The Foundations for Evidence Based Policymaking Act required agencies to install chief data officers. But what exactly that role should look like remains an open question.
Nearly two years since President Donald Trump signed the bill requiring federal agencies to install chief data officers, how to carve out a well-defined perch within agencies’ organizational structures remains an ongoing puzzle.
At a Data Foundation webinar Thursday, two former federal officials discussed various ways in which the chief data officer role could evolve in order to reach the ultimate goal of using data to drive smart agency decisions. The webinar was based on findings from a recent Data Foundation survey of chief data officers.

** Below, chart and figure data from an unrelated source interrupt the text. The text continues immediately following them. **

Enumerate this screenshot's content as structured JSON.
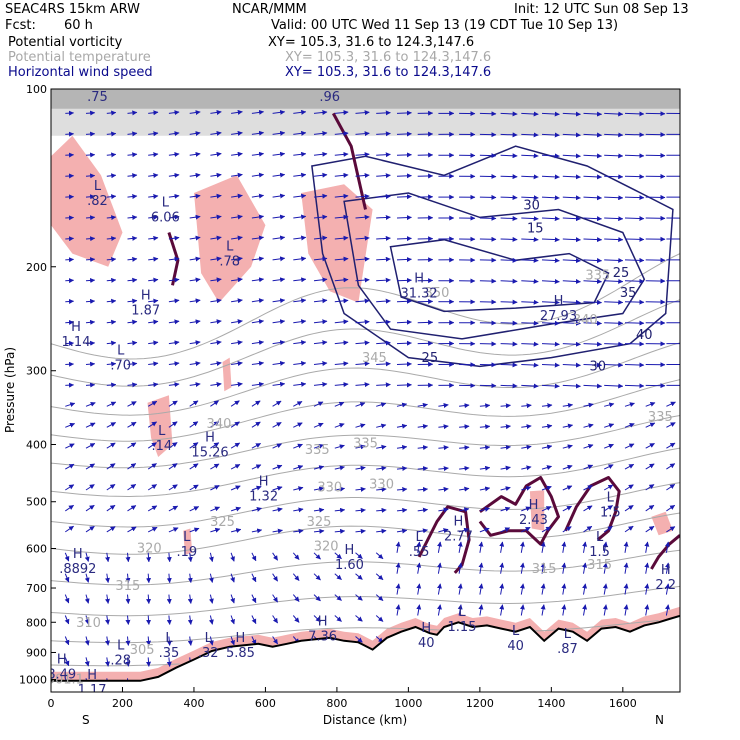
{
  "header": {
    "model": "SEAC4RS 15km ARW",
    "center": "NCAR/MMM",
    "init": "Init: 12 UTC Sun 08 Sep 13",
    "fcst_label": "Fcst:",
    "fcst_value": "60 h",
    "valid": "Valid: 00 UTC Wed 11 Sep 13 (19 CDT Tue 10 Sep 13)"
  },
  "fields": [
    {
      "name": "Potential vorticity",
      "xy": "XY= 105.3, 31.6 to 124.3,147.6",
      "color": "#000000"
    },
    {
      "name": "Potential temperature",
      "xy": "XY= 105.3, 31.6 to 124.3,147.6",
      "color": "#a8a8a8"
    },
    {
      "name": "Horizontal wind speed",
      "xy": "XY= 105.3, 31.6 to 124.3,147.6",
      "color": "#0a0a8c"
    }
  ],
  "colors": {
    "theta": "#aaaaaa",
    "wind": "#1a1ab0",
    "pv": "#5a0a3a",
    "shading": "#f4b0b0",
    "terrain": "#000000"
  },
  "chart_data": {
    "type": "cross-section",
    "xlabel": "Distance (km)",
    "ylabel": "Pressure (hPa)",
    "xlim": [
      0,
      1760
    ],
    "ylim_log": [
      1050,
      100
    ],
    "x_ticks": [
      0,
      200,
      400,
      600,
      800,
      1000,
      1200,
      1400,
      1600
    ],
    "y_ticks": [
      100,
      200,
      300,
      400,
      500,
      600,
      700,
      800,
      900,
      1000
    ],
    "left_end_label": "S",
    "right_end_label": "N",
    "terrain": {
      "x_km": [
        0,
        50,
        100,
        150,
        200,
        250,
        300,
        350,
        400,
        450,
        500,
        540,
        580,
        620,
        660,
        700,
        740,
        780,
        820,
        860,
        900,
        940,
        980,
        1020,
        1060,
        1080,
        1100,
        1140,
        1180,
        1220,
        1260,
        1300,
        1340,
        1380,
        1420,
        1460,
        1500,
        1540,
        1580,
        1620,
        1660,
        1700,
        1730,
        1760
      ],
      "p_hpa": [
        1005,
        1005,
        1005,
        1005,
        1005,
        1005,
        990,
        955,
        925,
        895,
        880,
        875,
        870,
        880,
        870,
        860,
        855,
        850,
        860,
        865,
        890,
        850,
        830,
        815,
        835,
        840,
        815,
        800,
        815,
        810,
        820,
        830,
        815,
        860,
        820,
        830,
        860,
        820,
        815,
        830,
        810,
        800,
        790,
        780
      ]
    },
    "theta_contour_labels": [
      {
        "text": "345",
        "x": 905,
        "p": 290
      },
      {
        "text": "340",
        "x": 470,
        "p": 375
      },
      {
        "text": "335",
        "x": 745,
        "p": 415
      },
      {
        "text": "335",
        "x": 880,
        "p": 405
      },
      {
        "text": "335",
        "x": 1705,
        "p": 365
      },
      {
        "text": "330",
        "x": 780,
        "p": 480
      },
      {
        "text": "330",
        "x": 925,
        "p": 475
      },
      {
        "text": "325",
        "x": 480,
        "p": 550
      },
      {
        "text": "325",
        "x": 750,
        "p": 550
      },
      {
        "text": "320",
        "x": 275,
        "p": 610
      },
      {
        "text": "320",
        "x": 770,
        "p": 605
      },
      {
        "text": "315",
        "x": 215,
        "p": 705
      },
      {
        "text": "315",
        "x": 1380,
        "p": 660
      },
      {
        "text": "315",
        "x": 1535,
        "p": 650
      },
      {
        "text": "310",
        "x": 105,
        "p": 815
      },
      {
        "text": "305",
        "x": 255,
        "p": 905
      },
      {
        "text": "301.1",
        "x": 40,
        "p": 1015
      },
      {
        "text": "350",
        "x": 1080,
        "p": 225
      },
      {
        "text": "335",
        "x": 1530,
        "p": 210
      },
      {
        "text": "340",
        "x": 1495,
        "p": 250
      }
    ],
    "wind_contour_labels": [
      {
        "text": "25",
        "x": 1060,
        "p": 290
      },
      {
        "text": "30",
        "x": 1345,
        "p": 160
      },
      {
        "text": "30",
        "x": 1530,
        "p": 300
      },
      {
        "text": "35",
        "x": 1615,
        "p": 225
      },
      {
        "text": "15",
        "x": 1355,
        "p": 175
      },
      {
        "text": "40",
        "x": 1660,
        "p": 265
      },
      {
        "text": "25",
        "x": 1595,
        "p": 208
      }
    ],
    "max_min_labels": [
      {
        "type": "L",
        "value": ".82",
        "x": 130,
        "p": 150
      },
      {
        "type": "L",
        "value": "6.06",
        "x": 320,
        "p": 160
      },
      {
        "type": "L",
        "value": ".78",
        "x": 500,
        "p": 190
      },
      {
        "type": "L",
        "value": ".96",
        "x": 780,
        "p": 100
      },
      {
        "type": "L",
        "value": ".75",
        "x": 130,
        "p": 100
      },
      {
        "type": "H",
        "value": "1.87",
        "x": 265,
        "p": 230
      },
      {
        "type": "H",
        "value": "1.14",
        "x": 70,
        "p": 260
      },
      {
        "type": "L",
        "value": ".70",
        "x": 195,
        "p": 285
      },
      {
        "type": "H",
        "value": "31.32",
        "x": 1030,
        "p": 215
      },
      {
        "type": "H",
        "value": "27.93",
        "x": 1420,
        "p": 235
      },
      {
        "type": "L",
        "value": ".14",
        "x": 310,
        "p": 390
      },
      {
        "type": "H",
        "value": "15.26",
        "x": 445,
        "p": 400
      },
      {
        "type": "H",
        "value": "1.32",
        "x": 595,
        "p": 475
      },
      {
        "type": "L",
        "value": ".19",
        "x": 380,
        "p": 590
      },
      {
        "type": "H",
        "value": ".8892",
        "x": 75,
        "p": 630
      },
      {
        "type": "H",
        "value": "1.60",
        "x": 835,
        "p": 620
      },
      {
        "type": "L",
        "value": ".55",
        "x": 1030,
        "p": 590
      },
      {
        "type": "H",
        "value": "2.77",
        "x": 1140,
        "p": 555
      },
      {
        "type": "H",
        "value": "2.43",
        "x": 1350,
        "p": 520
      },
      {
        "type": "L",
        "value": "1.5",
        "x": 1565,
        "p": 505
      },
      {
        "type": "L",
        "value": "1.5",
        "x": 1535,
        "p": 590
      },
      {
        "type": "H",
        "value": "2.2",
        "x": 1720,
        "p": 670
      },
      {
        "type": "L",
        "value": "1.15",
        "x": 1150,
        "p": 790
      },
      {
        "type": "H",
        "value": "7.36",
        "x": 760,
        "p": 820
      },
      {
        "type": "H",
        "value": "40",
        "x": 1050,
        "p": 840
      },
      {
        "type": "L",
        "value": "40",
        "x": 1300,
        "p": 850
      },
      {
        "type": "L",
        "value": ".87",
        "x": 1445,
        "p": 860
      },
      {
        "type": "L",
        "value": ".35",
        "x": 330,
        "p": 875
      },
      {
        "type": "L",
        "value": ".32",
        "x": 440,
        "p": 875
      },
      {
        "type": "H",
        "value": "5.85",
        "x": 530,
        "p": 875
      },
      {
        "type": "L",
        "value": ".28",
        "x": 195,
        "p": 900
      },
      {
        "type": "H",
        "value": "8.49",
        "x": 30,
        "p": 950
      },
      {
        "type": "H",
        "value": "1.17",
        "x": 115,
        "p": 1010
      }
    ]
  }
}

The Foundations for Evidence-Based Policymaking Act, signed into law in January 2019, required federal agencies to establish a chief data officer position by summer 2019. But questions about what the role should look like and to whom a CDO should report need to be answered in order to truly realize the vision of the Evidence Act.

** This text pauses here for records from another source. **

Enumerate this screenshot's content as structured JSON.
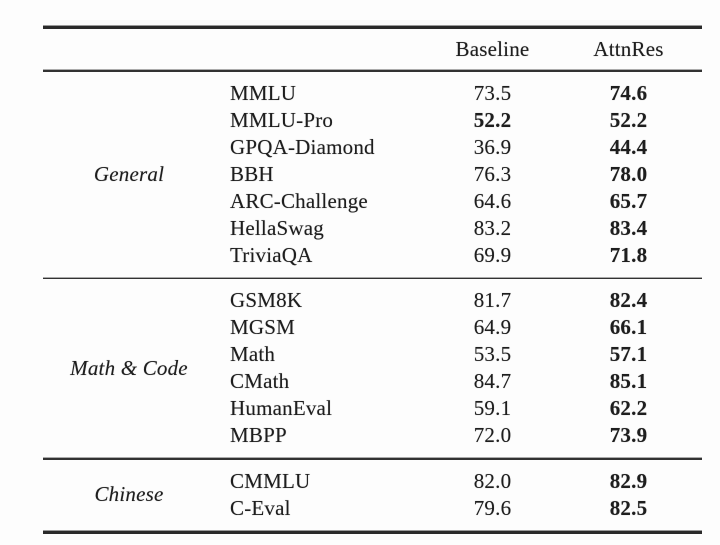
{
  "table": {
    "columns": {
      "baseline": "Baseline",
      "attnres": "AttnRes"
    },
    "sections": [
      {
        "category": "General",
        "rows": [
          {
            "name": "MMLU",
            "baseline": "73.5",
            "attnres": "74.6",
            "baseline_bold": false,
            "attnres_bold": true
          },
          {
            "name": "MMLU-Pro",
            "baseline": "52.2",
            "attnres": "52.2",
            "baseline_bold": true,
            "attnres_bold": true
          },
          {
            "name": "GPQA-Diamond",
            "baseline": "36.9",
            "attnres": "44.4",
            "baseline_bold": false,
            "attnres_bold": true
          },
          {
            "name": "BBH",
            "baseline": "76.3",
            "attnres": "78.0",
            "baseline_bold": false,
            "attnres_bold": true
          },
          {
            "name": "ARC-Challenge",
            "baseline": "64.6",
            "attnres": "65.7",
            "baseline_bold": false,
            "attnres_bold": true
          },
          {
            "name": "HellaSwag",
            "baseline": "83.2",
            "attnres": "83.4",
            "baseline_bold": false,
            "attnres_bold": true
          },
          {
            "name": "TriviaQA",
            "baseline": "69.9",
            "attnres": "71.8",
            "baseline_bold": false,
            "attnres_bold": true
          }
        ]
      },
      {
        "category": "Math & Code",
        "rows": [
          {
            "name": "GSM8K",
            "baseline": "81.7",
            "attnres": "82.4",
            "baseline_bold": false,
            "attnres_bold": true
          },
          {
            "name": "MGSM",
            "baseline": "64.9",
            "attnres": "66.1",
            "baseline_bold": false,
            "attnres_bold": true
          },
          {
            "name": "Math",
            "baseline": "53.5",
            "attnres": "57.1",
            "baseline_bold": false,
            "attnres_bold": true
          },
          {
            "name": "CMath",
            "baseline": "84.7",
            "attnres": "85.1",
            "baseline_bold": false,
            "attnres_bold": true
          },
          {
            "name": "HumanEval",
            "baseline": "59.1",
            "attnres": "62.2",
            "baseline_bold": false,
            "attnres_bold": true
          },
          {
            "name": "MBPP",
            "baseline": "72.0",
            "attnres": "73.9",
            "baseline_bold": false,
            "attnres_bold": true
          }
        ]
      },
      {
        "category": "Chinese",
        "rows": [
          {
            "name": "CMMLU",
            "baseline": "82.0",
            "attnres": "82.9",
            "baseline_bold": false,
            "attnres_bold": true
          },
          {
            "name": "C-Eval",
            "baseline": "79.6",
            "attnres": "82.5",
            "baseline_bold": false,
            "attnres_bold": true
          }
        ]
      }
    ]
  }
}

Kris Rowley, who recently moved to the private sector after a tenure at the General Services Administration, where he became the agency’s first chief data officer, outlined two options for CDO reporting structure at the Thursday webinar.
“There seems to be some misalignment between organizational placement and expected responsibilities and desired outcomes of CDOs work,” Rowley said, though he added the problem isn’t universal.
Though there is little evidence available yet to describe what kind of reporting structure works best for CDOs, survey respondents told the Data Foundation they need more clarity around how the chief data officer position relates to the chief information officer position.
When Rowley worked at GSA as the CDO, he reported to the CIO. He described several advantages to this reporting structure, mainly that this framework positions CDOs for success in centralizing and optimizing data platforms and tools.
And if the CDO is reporting to a CIO in an agency where the Federal IT Acquisition Reform Act, or FITARA, is being implemented to empower the CIO and arm them with budgetary responsibilities, the CDO may be in a strong position to develop an enterprise-level data platform.
There are downsides to this option, though: Rowley said working within the CIO’s purview necessarily limits the scope of the CDO in terms of setting data standards beyond just information technology toward the goal of agencywide culture change.
Rowley said one of the reasons reporting to the CIO worked for him at GSA is because he had a strong relationship with the CIO, and at the time, the position was new.
“I didn’t think people would necessarily relate or interact with me directly, without some additional support from the CIO and from the deputy administrator at the time,” Rowley said. “Having that kind of double-layer of capability to help get me into the door to have conversations, while also having some authority over the financial spending around technology, that combination was very useful for me.”
But as the importance of data and the sheer amount of data agencies need to handle evolves, the role of the CDO may grow beyond this structure. Rowley also said just because CDOs and CIOs collaborate does not necessarily mean sticking the CDO under the umbrella of the CIO is a natural or useful fit.
The second option Rowley outlined was one where the CDO reports to a chief operating officer. Benefits of this format include giving CDOs enhanced ability to establish an executive body for data governance as well as develop processes for evaluating big agency challenges and how to make decisions to solve those problems using data. In this framework it may also be easier for CDO to drive agency culture closer to the vision of the Evidence Act.
Still, CDOs working independently from CIO offices are dependent on the CIO to develop and manage an enterprise data platform, and they would be detached from the dollar power FITARA grants CIOs, according to Rowley.
Whatever route agencies take, CDOs need more resources, according to the survey. More than 60% of survey respondents told the Data Foundation money is holding them back from transforming agencies into data-driven organizations. Nearly 70% said they need more support from agency leadership.
Robert Shea, the former associate director for the U.S. Office of Management and Budget and a principal at Grant Thornton, said he would like to see more Congressional oversight in this area. Grant Thornton along with Qlik sponsored the Data Foundation survey.
“As much as I’m skeptical that it will ever materialize, I think getting Congress to continue to press agencies to fulfill their obligations here, that’s going to be what moves the dial,” Shea said.
Shea added Congress needs to require agencies to fulfill their responsibilities around requiring transparency, and that they have shown a willingness to perform this kind of oversight in the past. The FITARA scorecard is one of the clearest examples showing the benefits of clear and simple Congressional oversight metrics.
Dan Tucker, vice president for digital transformation with Booz Allen Hamilton, has been working with the Treasury Department on USASpending.gov. During the coronavirus pandemic, Tucker helped Treasury ensure data from the aid packages Congress passed was transparent and accessible for citizens and the media.
In a recent interview with Nextgov, Tucker said he has seen the need for enhancing CDO offices firsthand. The Federal Data Strategy and its associated 2020 action plan have been encouraging, Tucker said, but he hopes that the priorities will get more attention.
In his work with agencies, Tucker said he has sometimes partnered with CDO offices employing just a handful of personnel. He added it is imperative for CDOs to be empowered similar to the way FITARA enshrined the stature of the CIO position.
“All modernization, all decisions emanate from the data and the information needs,” Tucker said. “The CDO office and that associated data literacy has to live at the highest levels of the organization.”